Por Correio da Bahia - Renata Matos    22 de novembro de 2001
Afrodescendentes andam do Curuzu ao Pelourinho no Dia Nacional da Consciência Negra

Reparação já". A mensagem presente nas blusas, faixas e bandeiras das centenas de pessoas que participaram na tarde de ontem da Caminhada da Liberdade evidenciava o desejo dos negros de alcançar uma sociedade mais justa e igual para todos os brasileiros. Na data de comemoração do Dia da Consciência Negra, que marca também os 306 anos de morte do grande líder quilomba, Zumbi dos Palmares, eles saíram pelas ruas do Curuzu e da Liberdade até o Pelourinho em um movimento que mostrou a riqueza e o valor da cultura afro, em seus mais variados aspectos.

Vestidos a caráter, com roupas estampadas com as cores da África, moradores locais, representantes de entidades do movimento negro e até da igreja saíram às ruas de Salvador, proporcionando um momento de reflexão e integração social. A beleza da caminhada era vista por todos os lados, seja no som tribal dos tambores das alas do Olodum, Ilê Aiyê e Malê Debalê, que seguiram o cortejo até o Pelourinho, ou nos penteados afros exibidos de forma orgulhosa nas cabeças de muitos dos manifestantes.

"A cultura negra é rica e grandiosa. Se as pessoas conhecessem a história da África e dos escravos, com certeza os descendentes negros dos antigos escravos seriam mais valorizados", avalia a estudante de sociologia, Luciana Gomes, 25 anos, que acompanhou a caminhada. O presidente do bloco Oludum, João Jorge, explicou que os motivos para a manifestação estão nos indicativos sociais na qual os negros estão inseridos atualmente, tanto na Bahia quanto no restante do país.

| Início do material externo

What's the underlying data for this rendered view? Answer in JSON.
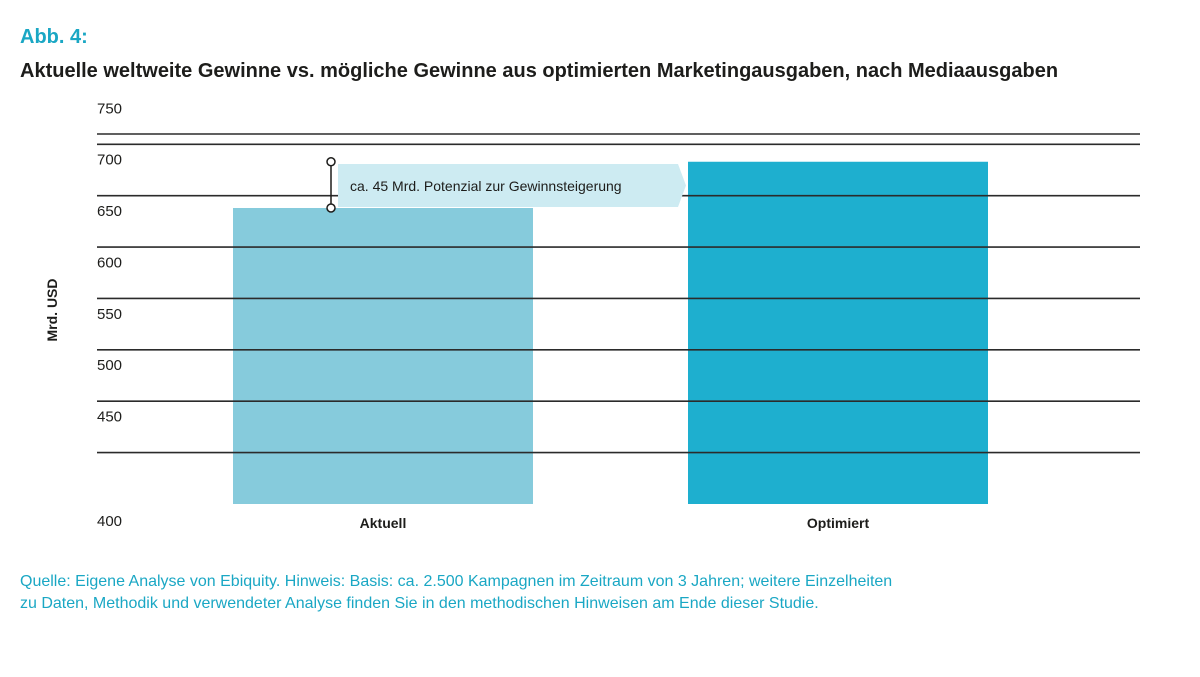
{
  "figure_label": "Abb. 4:",
  "title": "Aktuelle weltweite Gewinne vs. mögliche Gewinne aus optimierten Marketingausgaben, nach Mediaausgaben",
  "source_note": {
    "line1": "Quelle: Eigene Analyse von Ebiquity. Hinweis: Basis: ca. 2.500 Kampagnen im Zeitraum von 3 Jahren; weitere Einzelheiten",
    "line2": "zu Daten, Methodik und verwendeter Analyse finden Sie in den methodischen Hinweisen am Ende dieser Studie."
  },
  "colors": {
    "bar_current": "#86cbdc",
    "bar_optimized": "#1eafcf",
    "gridline": "#2b2b2b",
    "callout_bg": "#cdebf2",
    "accent": "#1aa7c4"
  },
  "chart_data": {
    "type": "bar",
    "categories": [
      "Aktuell",
      "Optimiert"
    ],
    "values": [
      688,
      733
    ],
    "ylabel": "Mrd. USD",
    "ylim": [
      400,
      760
    ],
    "yticks": [
      400,
      450,
      500,
      550,
      600,
      650,
      700,
      750
    ],
    "grid": true,
    "annotation": {
      "text": "ca. 45 Mrd. Potenzial zur Gewinnsteigerung",
      "from": 688,
      "to": 733
    }
  }
}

Desigualdade - Segundo ele, apesar de representarem 80% dos 2,5 milhões de habitantes de Salvador, a população negra da capital está entre a maioria dos analfabetos e das pessoas que não têm acesso às condições básicas de sobrevivência, como habitação, alimentação e educação. "Em Salvador, apenas 3% dos universitários são negros. A grande maioria dos afrodescendentes estão alojados nas áreas de favelização expostos à violência e à marginalidade. A abolição dos negros ainda não aconteceu. Estamos aqui hoje chamando por liberdade", completa.

E foi com o objetivo de protestar contra a exclusão que a caminhada de ontem aconteceu, em clima de muita alegria e paz. O arcebispo auxiliar da Arquidiocese de Salvador, Dom Gílio Felício, que também participou do evento, fez questão de ressaltar que o objetivo da manifestação é fazer ecoar o sonho de liberdade de Zumbi. "Estamos aqui para fazer com que haja no futuro uma maior igualdade social para os negros do Brasil", afirmou.



Missa com elementos afros

A alegria da cultura africana deu o tom da missa especial pelo Dia Nacional da Consciência Negra, no fim da tarde de ontem, na Igreja de Nossa Senhora do Rosário dos Pretos. Dezenas de fiéis ocuparam cada centímetro do espaço interno e do adro da construção secular para acompanhar a celebração, presidida por D. Gílio Felício, bispo auxiliar de Salvador. Outros 17 sacerdotes de paróquias de Salvador e algumas dioceses do interior, na maioria negros, participaram da cerimônia.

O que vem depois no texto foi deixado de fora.